Jordan Jesse Go! took a page from Golden Girls with their 200th episode and offered up a clip show. This might be a good place to dive in if you’re new to the show, though keep in mind that the pair and their guests work a little bluer than Alec Baldwin. (Even this Alec Baldwin.) But they’re genuinely funny, and JJGo is easily one of my favorite guys-just-talking-about-stuff weekly podcasts. (Along with its Canadian counterpart, Stop Podcasting Yourself.)

Although I think I preferred Community‘s “clip show” better.

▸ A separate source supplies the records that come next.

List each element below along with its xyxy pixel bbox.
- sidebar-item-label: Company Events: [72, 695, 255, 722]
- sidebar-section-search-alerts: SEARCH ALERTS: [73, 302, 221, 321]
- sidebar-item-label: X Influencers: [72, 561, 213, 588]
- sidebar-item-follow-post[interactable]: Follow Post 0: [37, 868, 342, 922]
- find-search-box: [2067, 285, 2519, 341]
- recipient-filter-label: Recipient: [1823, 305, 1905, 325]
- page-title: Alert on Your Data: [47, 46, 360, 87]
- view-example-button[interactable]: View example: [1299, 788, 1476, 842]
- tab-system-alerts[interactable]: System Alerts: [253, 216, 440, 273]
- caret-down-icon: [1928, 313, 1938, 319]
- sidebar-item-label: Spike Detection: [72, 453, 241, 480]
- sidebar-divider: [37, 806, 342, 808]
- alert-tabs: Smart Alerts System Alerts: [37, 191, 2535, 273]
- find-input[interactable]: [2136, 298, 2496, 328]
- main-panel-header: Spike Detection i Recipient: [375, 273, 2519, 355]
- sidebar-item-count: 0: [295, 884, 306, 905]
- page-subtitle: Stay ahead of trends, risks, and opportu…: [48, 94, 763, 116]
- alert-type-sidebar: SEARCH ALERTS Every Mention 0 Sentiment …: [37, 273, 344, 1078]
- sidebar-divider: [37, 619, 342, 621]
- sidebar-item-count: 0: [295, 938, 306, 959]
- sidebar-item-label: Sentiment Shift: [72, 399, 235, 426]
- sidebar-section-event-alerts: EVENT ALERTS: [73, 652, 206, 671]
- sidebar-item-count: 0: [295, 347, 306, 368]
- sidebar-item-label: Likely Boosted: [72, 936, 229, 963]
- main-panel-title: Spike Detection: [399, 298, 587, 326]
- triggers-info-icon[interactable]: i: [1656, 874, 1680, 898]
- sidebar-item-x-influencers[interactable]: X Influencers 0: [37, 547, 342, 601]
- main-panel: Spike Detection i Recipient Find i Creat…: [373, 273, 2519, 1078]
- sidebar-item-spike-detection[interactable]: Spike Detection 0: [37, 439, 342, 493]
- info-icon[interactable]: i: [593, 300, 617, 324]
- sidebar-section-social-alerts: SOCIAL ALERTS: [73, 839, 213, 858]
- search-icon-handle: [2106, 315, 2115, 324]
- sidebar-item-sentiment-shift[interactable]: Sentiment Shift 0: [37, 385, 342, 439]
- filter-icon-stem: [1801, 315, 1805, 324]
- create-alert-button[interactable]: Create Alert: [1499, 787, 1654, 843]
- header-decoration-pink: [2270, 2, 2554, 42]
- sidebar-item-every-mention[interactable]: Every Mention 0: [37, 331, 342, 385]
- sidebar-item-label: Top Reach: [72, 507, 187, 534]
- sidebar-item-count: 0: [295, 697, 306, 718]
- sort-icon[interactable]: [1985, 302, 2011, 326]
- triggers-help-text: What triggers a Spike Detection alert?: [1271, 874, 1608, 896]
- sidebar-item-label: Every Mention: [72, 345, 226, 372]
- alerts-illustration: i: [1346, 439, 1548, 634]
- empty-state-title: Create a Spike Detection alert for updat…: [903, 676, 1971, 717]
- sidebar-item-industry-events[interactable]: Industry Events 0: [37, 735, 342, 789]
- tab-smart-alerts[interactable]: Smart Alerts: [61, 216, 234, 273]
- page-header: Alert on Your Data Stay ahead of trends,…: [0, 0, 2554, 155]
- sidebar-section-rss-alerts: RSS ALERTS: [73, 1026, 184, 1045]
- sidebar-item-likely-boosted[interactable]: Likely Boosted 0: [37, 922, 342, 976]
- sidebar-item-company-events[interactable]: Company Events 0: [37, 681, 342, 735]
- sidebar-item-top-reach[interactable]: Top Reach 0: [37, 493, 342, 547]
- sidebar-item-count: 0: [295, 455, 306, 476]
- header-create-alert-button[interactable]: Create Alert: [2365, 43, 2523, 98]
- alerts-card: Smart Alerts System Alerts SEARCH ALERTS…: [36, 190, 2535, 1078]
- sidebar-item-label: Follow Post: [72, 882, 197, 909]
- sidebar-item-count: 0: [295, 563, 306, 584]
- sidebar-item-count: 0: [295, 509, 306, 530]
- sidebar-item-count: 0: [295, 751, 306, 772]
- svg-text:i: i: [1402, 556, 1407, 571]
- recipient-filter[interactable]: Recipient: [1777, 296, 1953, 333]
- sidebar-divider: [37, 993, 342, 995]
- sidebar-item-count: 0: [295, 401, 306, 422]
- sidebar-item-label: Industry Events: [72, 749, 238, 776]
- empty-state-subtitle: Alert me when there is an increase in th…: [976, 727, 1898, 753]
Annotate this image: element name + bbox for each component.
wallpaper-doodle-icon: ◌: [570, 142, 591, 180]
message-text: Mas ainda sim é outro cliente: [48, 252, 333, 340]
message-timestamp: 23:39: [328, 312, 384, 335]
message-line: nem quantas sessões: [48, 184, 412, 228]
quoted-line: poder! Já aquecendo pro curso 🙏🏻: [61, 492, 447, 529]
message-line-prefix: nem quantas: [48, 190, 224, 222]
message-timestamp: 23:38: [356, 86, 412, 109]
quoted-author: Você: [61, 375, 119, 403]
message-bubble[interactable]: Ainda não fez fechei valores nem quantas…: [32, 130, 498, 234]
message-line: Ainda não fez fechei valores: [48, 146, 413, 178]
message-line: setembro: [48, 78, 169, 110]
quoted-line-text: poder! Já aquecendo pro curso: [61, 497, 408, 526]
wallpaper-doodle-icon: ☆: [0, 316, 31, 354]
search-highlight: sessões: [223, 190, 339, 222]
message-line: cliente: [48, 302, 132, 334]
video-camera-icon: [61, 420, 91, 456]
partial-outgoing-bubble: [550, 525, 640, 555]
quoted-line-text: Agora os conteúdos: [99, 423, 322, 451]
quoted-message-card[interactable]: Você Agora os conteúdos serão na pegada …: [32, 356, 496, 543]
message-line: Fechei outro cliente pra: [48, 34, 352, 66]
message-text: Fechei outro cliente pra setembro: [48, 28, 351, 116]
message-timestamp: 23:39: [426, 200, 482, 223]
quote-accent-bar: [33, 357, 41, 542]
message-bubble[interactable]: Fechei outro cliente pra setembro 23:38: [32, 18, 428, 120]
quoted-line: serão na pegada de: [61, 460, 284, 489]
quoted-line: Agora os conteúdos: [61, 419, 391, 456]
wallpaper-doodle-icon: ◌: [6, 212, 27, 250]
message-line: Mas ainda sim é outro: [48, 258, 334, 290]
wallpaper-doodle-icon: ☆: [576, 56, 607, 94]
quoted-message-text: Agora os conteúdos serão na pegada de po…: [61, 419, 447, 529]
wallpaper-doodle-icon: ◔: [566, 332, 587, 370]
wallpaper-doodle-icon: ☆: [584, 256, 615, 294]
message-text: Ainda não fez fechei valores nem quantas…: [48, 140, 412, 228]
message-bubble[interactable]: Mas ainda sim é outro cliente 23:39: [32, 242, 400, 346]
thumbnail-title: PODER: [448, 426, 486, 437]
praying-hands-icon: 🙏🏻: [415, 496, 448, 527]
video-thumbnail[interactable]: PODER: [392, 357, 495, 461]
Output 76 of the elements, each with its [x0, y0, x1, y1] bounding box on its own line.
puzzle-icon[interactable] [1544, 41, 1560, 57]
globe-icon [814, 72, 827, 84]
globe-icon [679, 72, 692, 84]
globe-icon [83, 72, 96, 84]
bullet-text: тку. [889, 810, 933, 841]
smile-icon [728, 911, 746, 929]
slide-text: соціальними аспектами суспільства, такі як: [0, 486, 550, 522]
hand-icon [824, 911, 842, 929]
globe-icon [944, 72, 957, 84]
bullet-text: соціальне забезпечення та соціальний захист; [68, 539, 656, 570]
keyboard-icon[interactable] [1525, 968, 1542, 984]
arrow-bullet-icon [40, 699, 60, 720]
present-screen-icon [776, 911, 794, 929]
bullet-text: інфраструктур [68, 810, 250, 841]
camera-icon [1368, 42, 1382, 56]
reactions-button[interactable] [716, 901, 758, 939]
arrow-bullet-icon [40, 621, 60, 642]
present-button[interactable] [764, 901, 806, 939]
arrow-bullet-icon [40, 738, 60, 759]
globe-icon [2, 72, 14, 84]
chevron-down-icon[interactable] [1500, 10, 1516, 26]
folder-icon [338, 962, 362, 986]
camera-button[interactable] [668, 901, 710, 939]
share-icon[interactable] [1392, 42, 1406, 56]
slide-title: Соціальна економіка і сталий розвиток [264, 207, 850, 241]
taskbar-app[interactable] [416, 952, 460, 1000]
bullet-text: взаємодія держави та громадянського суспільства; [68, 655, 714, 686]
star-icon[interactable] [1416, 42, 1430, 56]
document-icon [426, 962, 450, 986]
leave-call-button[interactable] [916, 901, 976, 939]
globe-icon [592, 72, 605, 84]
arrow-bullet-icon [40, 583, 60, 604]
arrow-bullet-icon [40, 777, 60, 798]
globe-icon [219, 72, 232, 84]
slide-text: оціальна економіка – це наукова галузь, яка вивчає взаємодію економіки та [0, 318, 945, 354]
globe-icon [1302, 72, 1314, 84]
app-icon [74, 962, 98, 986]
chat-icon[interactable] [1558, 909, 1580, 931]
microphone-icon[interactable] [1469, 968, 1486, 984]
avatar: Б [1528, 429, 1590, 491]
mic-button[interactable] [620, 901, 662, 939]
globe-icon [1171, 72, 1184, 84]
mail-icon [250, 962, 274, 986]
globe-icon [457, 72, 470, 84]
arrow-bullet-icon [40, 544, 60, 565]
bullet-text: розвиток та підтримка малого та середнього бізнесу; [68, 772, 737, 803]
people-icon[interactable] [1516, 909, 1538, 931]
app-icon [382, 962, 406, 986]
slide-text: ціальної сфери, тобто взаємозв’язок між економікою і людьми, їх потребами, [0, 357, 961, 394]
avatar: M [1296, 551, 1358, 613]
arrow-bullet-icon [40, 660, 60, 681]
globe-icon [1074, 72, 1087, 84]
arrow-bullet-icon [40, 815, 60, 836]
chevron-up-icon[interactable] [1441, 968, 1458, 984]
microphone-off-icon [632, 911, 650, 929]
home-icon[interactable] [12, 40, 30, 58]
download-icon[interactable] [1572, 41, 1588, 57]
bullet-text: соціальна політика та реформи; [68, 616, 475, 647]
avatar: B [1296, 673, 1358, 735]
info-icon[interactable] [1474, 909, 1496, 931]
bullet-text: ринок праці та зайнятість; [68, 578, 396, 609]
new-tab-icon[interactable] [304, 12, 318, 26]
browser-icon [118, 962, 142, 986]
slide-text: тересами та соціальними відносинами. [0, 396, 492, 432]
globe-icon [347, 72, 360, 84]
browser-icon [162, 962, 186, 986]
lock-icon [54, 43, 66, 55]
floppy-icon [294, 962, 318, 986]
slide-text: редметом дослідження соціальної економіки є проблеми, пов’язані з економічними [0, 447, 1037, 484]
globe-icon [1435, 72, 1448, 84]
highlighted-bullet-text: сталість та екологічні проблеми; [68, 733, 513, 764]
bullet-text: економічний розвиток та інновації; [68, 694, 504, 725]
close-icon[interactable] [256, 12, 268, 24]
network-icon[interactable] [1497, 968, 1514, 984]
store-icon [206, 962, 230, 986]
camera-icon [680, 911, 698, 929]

And finally, there’s Studio 360, which I genuinely enjoy, although I was deeply disappointed in host Kurt Andersen’s recent interview with Robert Levine about the Stop Online Piracy Act. I tried posting this as a comment at their site, but even logged in I ran into problems. Perhaps the post is closed to comments now that the show’s a week or two old, I don’t know. At any rate, I thought the rest of episode was quite good, but the one segment left a lot to be desired:

Let me just add my resounding disappointment with the piece. It’s not that Robert Levine (or even Studio 360) has a particular point of view on this contentious issue, much less one that’s antithetical to my own. It’s that no dissenting view is heard except in passing, to be dismissed as fear-mongering, exaggeration, and/or spurred by questionable and monetary motives.

Levine makes a reasoned argument in favor of copyright and anti-piracy legislation, but sweeps aside justifiable concerns that SOPA and its Senate counterpart are absolutely terrible tools in this regard. They will do little to protect the copyright of artists (or the corporations who ostensibly represent them) — who are already protected by a bevy of existing law such as DMCA. Rather, they will almost certainly open the doors to many of the “chilling effects” that Levine is so quick to dismiss. The language of the bill is vague and wide-sweeping and dangerous — not to pirates, but law-abiding businesses and users on the internet.

But, regardless of whether or not Levine — and Studio 360 — agrees with that argument, to present only one side of a thorny, ongoing public policy debate is, at best, an oversight and, at worst, irresponsible journalism. I expect more from Studio 360 and was therefore deeply disappointed.